Metode Amplop Prioritas: Mengatur Keuangan dengan Bijak
“Bentuknya tidak harus amplop fisik. Bisa juga menggunakan teknologi dompet digital atau dalam bentuk tabel. Beri nama sesuai urutan, dari kebutuhan hingga keinginan, lalu susun sesuai skala prioritasnya,” jelas Prof. Liliana.
Selain itu, Prof. Liliana juga memperkenalkan metode 4321 sebagai strategi sederhana dalam pengelolaan keuangan. Ia menyebutkan bahwa 40 persen dari penghasilan THR dapat digunakan untuk memenuhi kebutuhan dasar seperti pendidikan dan pangan. Sementara itu, 30 persen dialokasikan untuk membayar hutang produktif, seperti Kredit Pemilikan Rumah (KPR) atau modal usaha guna meningkatkan kapasitas diri.
“Kebutuhan setiap orang berbeda, tetapi prinsipnya tetap sama, yaitu prioritas. Kebutuhan dasar harus dipenuhi karena memiliki dampak besar jika diabaikan,” tambah Prof. Liliana.
Investasi dan Self-Reward: Strategi Pengelolaan THR
Lebih lanjut, 20 persen dari THR dapat digunakan untuk investasi, sementara 10 persen sisanya dapat dimanfaatkan sebagai bentuk apresiasi diri atau “self-reward”. “Untungnya, masyarakat kita sudah mulai berinvestasi melalui logam mulia seperti emas batangan. Sepuluh persen sisanya bisa digunakan untuk mengapresiasi diri sendiri,” kata Prof. Liliana.
Namun, Prof. Liliana juga mengingatkan pentingnya pengelolaan THR agar tidak terjebak dalam perilaku “doom spending”, yaitu pengeluaran impulsif atau berlebihan yang berdampak negatif pada kondisi keuangan jangka panjang.

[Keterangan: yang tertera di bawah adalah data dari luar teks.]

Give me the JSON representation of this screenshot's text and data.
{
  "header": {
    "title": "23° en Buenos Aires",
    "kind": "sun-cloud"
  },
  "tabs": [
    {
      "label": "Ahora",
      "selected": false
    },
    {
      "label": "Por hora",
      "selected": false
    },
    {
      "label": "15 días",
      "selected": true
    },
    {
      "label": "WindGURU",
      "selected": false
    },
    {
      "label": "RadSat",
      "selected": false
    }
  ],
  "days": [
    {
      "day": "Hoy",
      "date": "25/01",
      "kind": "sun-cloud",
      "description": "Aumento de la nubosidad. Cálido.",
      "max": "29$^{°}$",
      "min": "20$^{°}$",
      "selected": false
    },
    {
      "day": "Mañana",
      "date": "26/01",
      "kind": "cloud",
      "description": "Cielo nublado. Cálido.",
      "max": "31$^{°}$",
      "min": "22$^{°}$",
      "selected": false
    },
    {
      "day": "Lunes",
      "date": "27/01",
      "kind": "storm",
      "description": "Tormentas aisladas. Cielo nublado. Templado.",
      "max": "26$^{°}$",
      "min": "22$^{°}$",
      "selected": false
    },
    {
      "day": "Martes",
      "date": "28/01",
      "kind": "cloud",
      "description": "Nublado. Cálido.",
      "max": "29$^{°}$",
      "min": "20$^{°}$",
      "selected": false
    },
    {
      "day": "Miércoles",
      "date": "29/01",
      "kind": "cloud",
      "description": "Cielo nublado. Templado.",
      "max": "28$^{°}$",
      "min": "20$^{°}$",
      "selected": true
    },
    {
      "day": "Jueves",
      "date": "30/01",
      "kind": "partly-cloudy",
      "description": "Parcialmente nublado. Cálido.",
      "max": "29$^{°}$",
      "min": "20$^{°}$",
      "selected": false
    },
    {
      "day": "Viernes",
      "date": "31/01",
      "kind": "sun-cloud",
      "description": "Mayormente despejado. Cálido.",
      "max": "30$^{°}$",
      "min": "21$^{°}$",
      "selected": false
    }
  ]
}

“Jangan sampai euforia THR justru melahirkan perilaku belanja impulsif. Kuncinya bukan pada besar kecilnya pendapatan, tetapi bagaimana cara mengelolanya,” tegasnya.
Pentingnya Kesadaran Berinvestasi
Sebagai penutup, Prof. Liliana mengajak masyarakat untuk lebih sadar akan pentingnya investasi. “Kita harus menyadari bahwa uang memiliki kekuatan dan efek berlipat. Jadi, jangan lupakan investasi,” pungkasnya.
Dengan metode “amplop prioritas” dan strategi 4321, masyarakat dapat mengelola THR dengan bijak, memenuhi kebutuhan dasar, membayar hutang produktif, berinvestasi, dan memberikan apresiasi diri. Hal ini diharapkan dapat membantu masyarakat terhindar dari perilaku “doom spending” dan mendorong kesadaran akan pentingnya investasi.